When I was a teen, I dreamed of being that girl.  But in a, "I don't know how to become that girl, and it won't ever happen, but I want be that independent, that ready for whatever adventure finds its way to me, and ready to go looking for one," kind of way.  I never pictured what the adventure would be.  I never had an idea of what I wanted to do or where I wanted to go.  (Other than Australia, I knew I wanted to go to Australia.)  I just wanted to believe I was that independent and that ready for adventure.  Because it's exactly who I wasn't as a teenager.  I was a rule-following, Catholic schools hadn't pushed me over the edge yet, Daddy's girl who only knew how to do what was expected of me.  And running off on an adventure didn't qualify.

As an adult, I'm still a rule-following, generally sedentary, non-adventure seeking "mom."  I just am.  And it works for me.  I worry about where the next paycheck comes from.  I like order, knowing the plan, having to-do lists.  I make sure the house is (somewhat) clean, I put the child's needs before mine, and the only places I dream about visiting are the places where we have family - places I call Home.

But when I read this.... when I read this description of someone that I would never think of as Me.... I felt like maybe I haven't been giving myself enough credit.  Maybe I am "a girl who travels."  Not just because I'm here in Tokyo, 11,000km from home, and am starting to get quite the collection of stamps in my passport.  Not because I'm living in our fifth "home" in a year, trying to figure out how to say basic phrases in my fourth language in that time. 

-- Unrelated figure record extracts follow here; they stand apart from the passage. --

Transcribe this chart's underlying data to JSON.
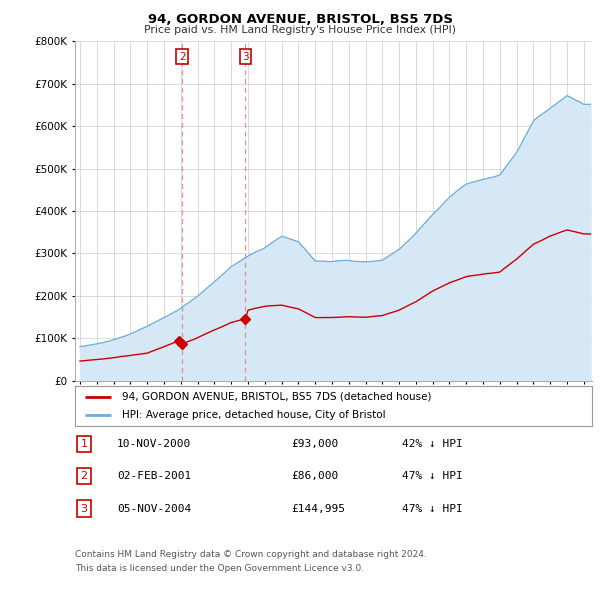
{
  "title": "94, GORDON AVENUE, BRISTOL, BS5 7DS",
  "subtitle": "Price paid vs. HM Land Registry's House Price Index (HPI)",
  "legend_line1": "94, GORDON AVENUE, BRISTOL, BS5 7DS (detached house)",
  "legend_line2": "HPI: Average price, detached house, City of Bristol",
  "footer1": "Contains HM Land Registry data © Crown copyright and database right 2024.",
  "footer2": "This data is licensed under the Open Government Licence v3.0.",
  "sales": [
    {
      "num": 1,
      "date": "10-NOV-2000",
      "price": 93000,
      "pct": "42% ↓ HPI",
      "year": 2000.87,
      "dashed": false
    },
    {
      "num": 2,
      "date": "02-FEB-2001",
      "price": 86000,
      "pct": "47% ↓ HPI",
      "year": 2001.09,
      "dashed": true
    },
    {
      "num": 3,
      "date": "05-NOV-2004",
      "price": 144995,
      "pct": "47% ↓ HPI",
      "year": 2004.85,
      "dashed": true
    }
  ],
  "hpi_color": "#6baed6",
  "hpi_fill_color": "#d6e8f5",
  "price_color": "#cc0000",
  "ylim": [
    0,
    800000
  ],
  "xlim_start": 1994.7,
  "xlim_end": 2025.5,
  "bg_color": "#ffffff",
  "grid_color": "#cccccc",
  "hpi_anchors_x": [
    1995,
    1996,
    1997,
    1998,
    1999,
    2000,
    2001,
    2002,
    2003,
    2004,
    2005,
    2006,
    2007,
    2008,
    2009,
    2010,
    2011,
    2012,
    2013,
    2014,
    2015,
    2016,
    2017,
    2018,
    2019,
    2020,
    2021,
    2022,
    2023,
    2024,
    2025
  ],
  "hpi_anchors_y": [
    80000,
    87000,
    97000,
    111000,
    128000,
    148000,
    172000,
    200000,
    235000,
    270000,
    295000,
    315000,
    342000,
    330000,
    285000,
    285000,
    288000,
    285000,
    290000,
    315000,
    355000,
    400000,
    440000,
    470000,
    480000,
    490000,
    545000,
    620000,
    650000,
    680000,
    660000
  ],
  "red_anchors_x": [
    1995,
    1997,
    1999,
    2000.87,
    2001.09,
    2002,
    2003,
    2004,
    2004.85,
    2005,
    2006,
    2007,
    2008,
    2009,
    2010,
    2011,
    2012,
    2013,
    2014,
    2015,
    2016,
    2017,
    2018,
    2019,
    2020,
    2021,
    2022,
    2023,
    2024,
    2025
  ],
  "red_anchors_y": [
    46000,
    54000,
    65000,
    93000,
    86000,
    100000,
    118000,
    135000,
    144995,
    165000,
    175000,
    177000,
    168000,
    148000,
    148000,
    150000,
    148000,
    152000,
    165000,
    185000,
    210000,
    230000,
    245000,
    250000,
    255000,
    285000,
    320000,
    340000,
    355000,
    345000
  ]
}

And I don't jump at every chance to add a new stamp to the passport, or every sale on plane tickets.  I can't just show up somewhere not knowing what job I'll get or where I'll live.  I'm not "the girl who travels" in that sense AT ALL.  

I do have some similarities with that girl, though.  And that's what knocked the breath out of me when I was reading it.  I started reading it, thinking I'd be laughing, or at least giggling a bit, as it described some of the odder people I've met in the past few years.  But that isn't what it was, and it isn't what I felt.  

It isn't about being a girl who "travels" as much as it is being a girl who recognizes the vastness and greatness of the world and seeks to be part of it, to experience it, to live within it - not trapped in one place, one job, one routine.  Someone who yearns to know more - who the people are, how the place or traditions came to be, how to improve life for the people everywhere.   A girl who won't settle for status quo.  A girl who knows that what's "normal" here isn't what's "normal" somewhere else - and wants to see what someone else is taking for granted to add it to the list of of things she never knew about before.  A girl who seeks life, knowledge, and wonder.

That's the girl I am.  And it's why I love what we're doing now, traveling and experiencing so many places.  And it's why I'm feeling lost and trapped at the same time.  I'm not taking the time to learn the things I want to learn.  I'm not reflecting on what I'm seeing, I'm not incorporating it into my definition of "self" nearly as much as I should be.  Which leaves me feeling as disconnected from my world as I would if I were in one city, in one job, in one routine - without any of the comfort that comes from that routine.  I need to remember to be "the girl who travels" a bit more.  Be part of the adventure.  Don't let the adventure be over before I've noticed it was happening.